たく

パーフェクトマン 完全犯罪のたくのレビュー・感想・評価

3.6
芽の出ない小説家志望の男が他人の手記を盗用して人気作家となる話で、なかなか面白かった。邦題に「完全犯罪」って付いてて、計画性の無い行き当たりばったりの展開にどこが完全犯罪なんだって思いながら観てたんだけど、ラストでなるほどってなった。

自作の小説が一向に売れず、運送業をしながら欝々と暮らしてるマチューが、孤独死した老人の遺品整理の仕事中に彼のアルジェリア出兵時代の日記を見つけ、それを丸ごと盗用して自作小説として出版しちゃう(なんか「イエスタデイ」みたい)。これが売れに売れて天才作家扱いされ、憧れの女性も手に入れたマチューが、当然のことながら次作が書けないまま3年過ぎる。ここまではまあまあありがちな展開なんだけど、老人のアルジェリア出兵時代を知る知人が登場し、金を払わなければ真相をバラすとマチューをゆすっていくあたりからジワジワ怖くなってくる。ここからマチューが自身の望まぬ犯罪を犯さざるを得なくなっていくのがちょっと「ファーゴ」みたいで、どうしたってバッドエンドを予想するんだけど、意外なラストがやってくる。なるほど彼はパーフェクトマン(原題は「理想の人」)のまま人々の記憶の中で美化されるというわけね。

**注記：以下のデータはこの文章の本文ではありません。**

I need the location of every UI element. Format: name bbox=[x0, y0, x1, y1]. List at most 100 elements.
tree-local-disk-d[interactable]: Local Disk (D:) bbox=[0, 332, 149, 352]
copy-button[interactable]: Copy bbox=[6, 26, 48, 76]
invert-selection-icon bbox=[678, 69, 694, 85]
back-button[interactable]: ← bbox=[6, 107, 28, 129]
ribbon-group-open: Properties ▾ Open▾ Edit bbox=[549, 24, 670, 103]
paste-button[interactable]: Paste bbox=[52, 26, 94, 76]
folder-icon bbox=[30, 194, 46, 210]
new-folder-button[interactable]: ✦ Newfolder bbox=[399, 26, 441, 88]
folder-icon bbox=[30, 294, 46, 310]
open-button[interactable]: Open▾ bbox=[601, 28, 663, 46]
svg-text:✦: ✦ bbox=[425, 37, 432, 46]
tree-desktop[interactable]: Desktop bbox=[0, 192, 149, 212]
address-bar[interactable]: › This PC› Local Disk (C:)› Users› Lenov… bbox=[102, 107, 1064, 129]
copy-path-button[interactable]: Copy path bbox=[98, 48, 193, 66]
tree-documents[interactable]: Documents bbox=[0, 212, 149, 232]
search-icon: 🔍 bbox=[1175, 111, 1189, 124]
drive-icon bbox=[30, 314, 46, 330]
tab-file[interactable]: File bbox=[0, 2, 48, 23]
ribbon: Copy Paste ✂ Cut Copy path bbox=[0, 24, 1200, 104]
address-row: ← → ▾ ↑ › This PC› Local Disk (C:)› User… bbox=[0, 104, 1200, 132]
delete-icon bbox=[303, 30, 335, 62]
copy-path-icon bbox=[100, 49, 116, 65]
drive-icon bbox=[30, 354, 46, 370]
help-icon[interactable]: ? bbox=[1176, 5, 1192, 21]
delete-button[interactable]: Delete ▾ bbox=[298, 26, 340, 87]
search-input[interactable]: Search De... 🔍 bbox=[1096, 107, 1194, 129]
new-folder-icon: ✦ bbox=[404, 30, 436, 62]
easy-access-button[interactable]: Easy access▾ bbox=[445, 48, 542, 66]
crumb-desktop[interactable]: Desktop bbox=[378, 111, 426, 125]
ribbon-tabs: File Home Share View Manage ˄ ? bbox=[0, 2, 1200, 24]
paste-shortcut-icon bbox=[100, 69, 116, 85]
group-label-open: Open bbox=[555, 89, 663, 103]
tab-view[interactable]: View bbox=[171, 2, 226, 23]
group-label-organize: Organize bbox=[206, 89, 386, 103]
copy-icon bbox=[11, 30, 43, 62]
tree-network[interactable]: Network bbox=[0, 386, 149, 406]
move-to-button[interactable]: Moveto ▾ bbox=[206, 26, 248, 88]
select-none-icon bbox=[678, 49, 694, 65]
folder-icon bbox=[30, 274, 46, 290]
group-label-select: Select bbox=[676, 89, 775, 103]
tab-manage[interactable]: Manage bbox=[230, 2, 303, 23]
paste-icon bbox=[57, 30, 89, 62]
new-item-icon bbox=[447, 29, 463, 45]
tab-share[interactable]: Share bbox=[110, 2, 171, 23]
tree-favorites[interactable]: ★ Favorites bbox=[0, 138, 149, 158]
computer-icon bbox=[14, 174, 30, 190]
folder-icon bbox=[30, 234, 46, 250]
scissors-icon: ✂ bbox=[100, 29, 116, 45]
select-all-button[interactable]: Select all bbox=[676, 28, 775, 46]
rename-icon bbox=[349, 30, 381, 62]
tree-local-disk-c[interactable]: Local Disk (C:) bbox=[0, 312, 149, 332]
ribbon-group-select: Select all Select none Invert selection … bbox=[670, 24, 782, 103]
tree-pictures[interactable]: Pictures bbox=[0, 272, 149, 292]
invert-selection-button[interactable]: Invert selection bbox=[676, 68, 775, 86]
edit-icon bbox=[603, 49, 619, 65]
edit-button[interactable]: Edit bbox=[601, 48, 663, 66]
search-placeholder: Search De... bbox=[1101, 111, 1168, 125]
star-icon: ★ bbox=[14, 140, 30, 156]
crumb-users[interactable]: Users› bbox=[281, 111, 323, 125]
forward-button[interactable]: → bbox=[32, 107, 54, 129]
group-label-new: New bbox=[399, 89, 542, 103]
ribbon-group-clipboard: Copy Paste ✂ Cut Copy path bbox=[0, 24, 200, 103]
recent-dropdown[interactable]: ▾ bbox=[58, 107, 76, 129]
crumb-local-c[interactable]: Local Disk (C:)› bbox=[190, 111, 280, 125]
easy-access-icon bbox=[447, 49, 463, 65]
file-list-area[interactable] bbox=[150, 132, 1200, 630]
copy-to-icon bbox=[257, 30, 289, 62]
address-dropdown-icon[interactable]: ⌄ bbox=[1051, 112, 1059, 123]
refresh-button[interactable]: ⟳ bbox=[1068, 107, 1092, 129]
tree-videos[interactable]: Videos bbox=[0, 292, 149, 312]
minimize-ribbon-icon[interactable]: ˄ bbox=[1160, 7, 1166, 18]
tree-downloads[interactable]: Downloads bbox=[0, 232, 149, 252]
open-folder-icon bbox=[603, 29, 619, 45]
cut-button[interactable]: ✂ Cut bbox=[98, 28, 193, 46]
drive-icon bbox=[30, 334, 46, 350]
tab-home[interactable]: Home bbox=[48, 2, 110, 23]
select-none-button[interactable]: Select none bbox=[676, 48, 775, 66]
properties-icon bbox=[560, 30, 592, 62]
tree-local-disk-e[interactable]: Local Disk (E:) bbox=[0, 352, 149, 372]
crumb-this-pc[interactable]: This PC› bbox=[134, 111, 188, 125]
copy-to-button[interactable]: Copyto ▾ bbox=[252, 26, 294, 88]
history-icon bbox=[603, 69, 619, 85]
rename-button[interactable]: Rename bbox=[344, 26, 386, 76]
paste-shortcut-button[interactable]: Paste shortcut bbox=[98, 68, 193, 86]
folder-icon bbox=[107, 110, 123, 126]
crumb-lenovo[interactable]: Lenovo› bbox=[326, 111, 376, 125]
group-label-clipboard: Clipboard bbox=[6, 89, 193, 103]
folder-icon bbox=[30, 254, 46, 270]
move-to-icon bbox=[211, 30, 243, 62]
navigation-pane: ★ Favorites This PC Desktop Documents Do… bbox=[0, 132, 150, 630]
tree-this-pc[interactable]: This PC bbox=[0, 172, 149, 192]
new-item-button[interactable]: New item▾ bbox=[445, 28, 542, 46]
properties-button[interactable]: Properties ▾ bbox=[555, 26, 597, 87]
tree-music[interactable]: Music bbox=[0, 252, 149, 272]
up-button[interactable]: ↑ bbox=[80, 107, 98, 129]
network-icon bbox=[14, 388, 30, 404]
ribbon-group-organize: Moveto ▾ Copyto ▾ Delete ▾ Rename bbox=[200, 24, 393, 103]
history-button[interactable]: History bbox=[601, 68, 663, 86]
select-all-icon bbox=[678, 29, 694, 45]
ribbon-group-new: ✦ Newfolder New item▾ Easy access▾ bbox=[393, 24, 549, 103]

中盤で吹っ切れたマチューが急に目覚めたように次作を書き上げて、おそらくこれは傑作だったんだろうけど、それを生み出す源泉となったのは自ら犯した殺人だったというのが皮肉。つまり本作は「創作に伴う狂気」を、犯罪を犯すことで傑作を生むという倒錯した行為として表現してるんだと思った。これは「ミッドナイトクロス」にも通ずる。マチュー役のピエール・ニネは今年ベスト級の傑作「ブラックボックス:音声分析捜査」で主演を務めてて、そこでの役名もマチューだったね。あと本作の監督であるヤン・ゴスランは「ブラックボックス」も監督してたんだ。